Zweifellos beabsichtigte Champlain mit der ausführlichen Darstellung des bisher Unternommenen, die neufranzösische Unternehmung in Frankreich besser bekannt zu machen und weitere Mittel zu ihrer Fortsetzung zu erschließen. Und diese Bemühung trug durchaus gute Frucht. Zu Beginn 1614 weilte er in Fontainebleau am Hofe und konnte die zuvor recht gegnerischen, konkurrierenden Pelzhändler in einer Compagnie des Marchands de Rouen et de Saint-Malo zusammenschließen. Bei seiner nächsten Überfahrt nach Quebec im Mai 1615 nahm er dann auch vier Missionare mit, nämlich franziskanische Rekollekten.

Möglicherweise in Begleitung des Einzelerkunders Étienne Brûlé folgte er im Juli 1615 der Route seiner vorhergehenden Expedition bis zur Allumettes-Insel und zog anschließend weiter über den Lake Nipissing und den French River.

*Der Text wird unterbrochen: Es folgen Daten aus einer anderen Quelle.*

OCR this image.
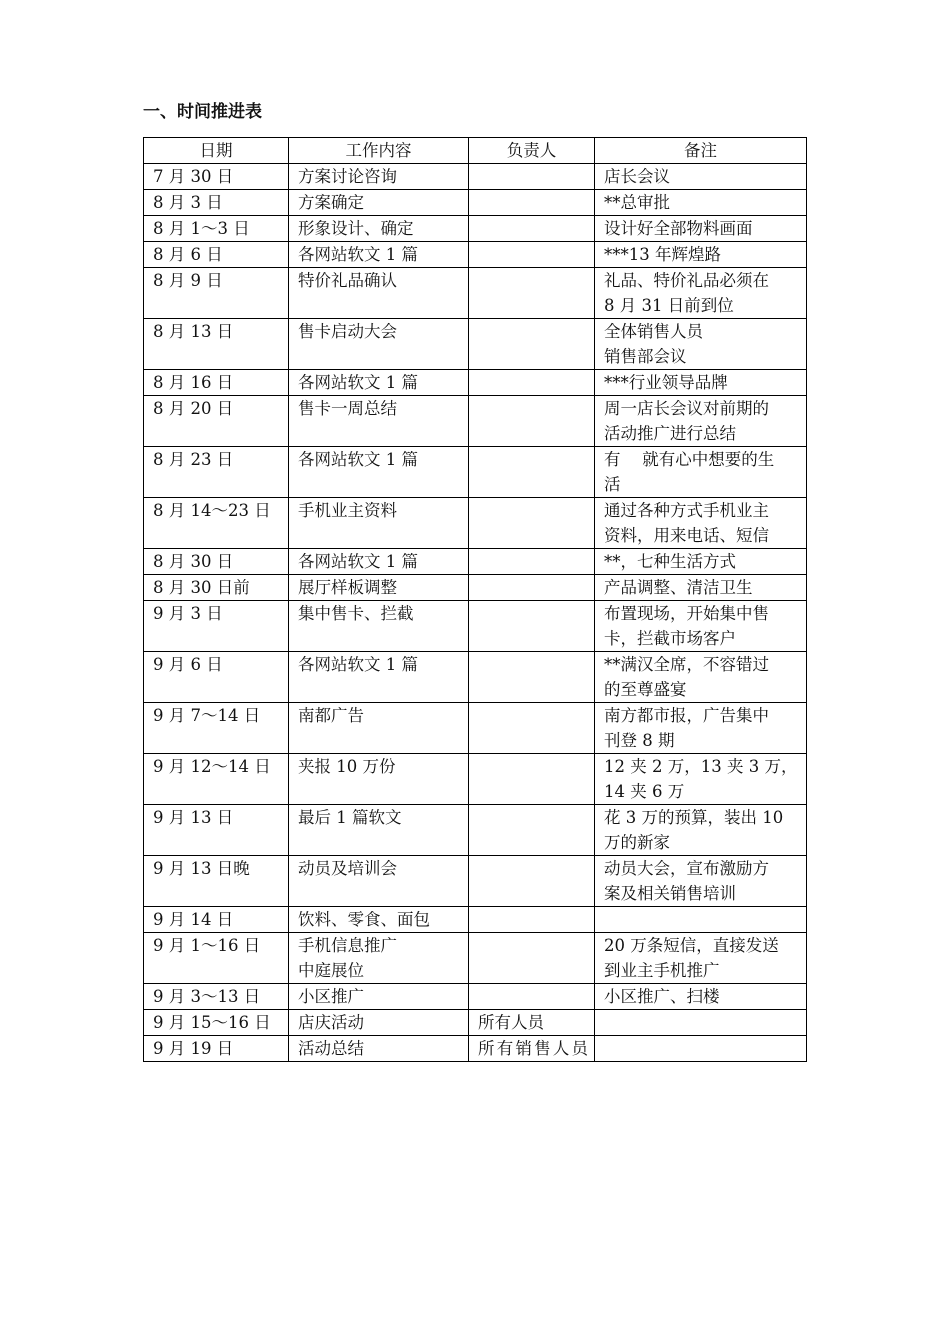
一、时间推进表
日期	工作内容	负责人	备注
7 月 30 日	方案讨论咨询		店长会议

8 月 3 日	方案确定		**总审批

8 月 1～3 日	形象设计、确定		设计好全部物料画面

8 月 6 日	各网站软文 1 篇		***13 年辉煌路

8 月 9 日	特价礼品确认		礼品、特价礼品必须在
8 月 31 日前到位

8 月 13 日	售卡启动大会		全体销售人员
销售部会议

8 月 16 日	各网站软文 1 篇		***行业领导品牌

8 月 20 日	售卡一周总结		周一店长会议对前期的
活动推广进行总结

8 月 23 日	各网站软文 1 篇		有　 就有心中想要的生
活

8 月 14～23 日	手机业主资料		通过各种方式手机业主
资料，用来电话、短信

8 月 30 日	各网站软文 1 篇		**，七种生活方式

8 月 30 日前	展厅样板调整		产品调整、清洁卫生

9 月 3 日	集中售卡、拦截		布置现场，开始集中售
卡，拦截市场客户

9 月 6 日	各网站软文 1 篇		**满汉全席，不容错过
的至尊盛宴

9 月 7～14 日	南都广告		南方都市报，广告集中
刊登 8 期

9 月 12～14 日	夹报 10 万份		12 夹 2 万，13 夹 3 万，
14 夹 6 万

9 月 13 日	最后 1 篇软文		花 3 万的预算，装出 10
万的新家

9 月 13 日晚	动员及培训会		动员大会，宣布激励方
案及相关销售培训

9 月 14 日	饮料、零食、面包		

9 月 1～16 日	手机信息推广
中庭展位		20 万条短信，直接发送
到业主手机推广

9 月 3～13 日	小区推广		小区推广、扫楼

9 月 15～16 日	店庆活动	所有人员	
9 月 19 日	活动总结	所有销售人员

Am 1. August erreichte er den Huronsee. Einen Monat später schloss er sich am Lake Simcoe einem Kriegszug der Huronen gegen die Irokesen an. Im Oktober erreichten die Krieger eine befestigte Siedlung am Onondaga Lake nahe des heutigen Syracuse. Der geplante Überraschungsangriff scheiterte jedoch, und Champlain wurde durch zwei Pfeile am Bein verletzt. Er überwinterte bei den Huronen. Ende Mai 1616 kehrte er nach Quebec zurück, und im September kam er nach ereignisarmer Überfahrt in Honfleur an.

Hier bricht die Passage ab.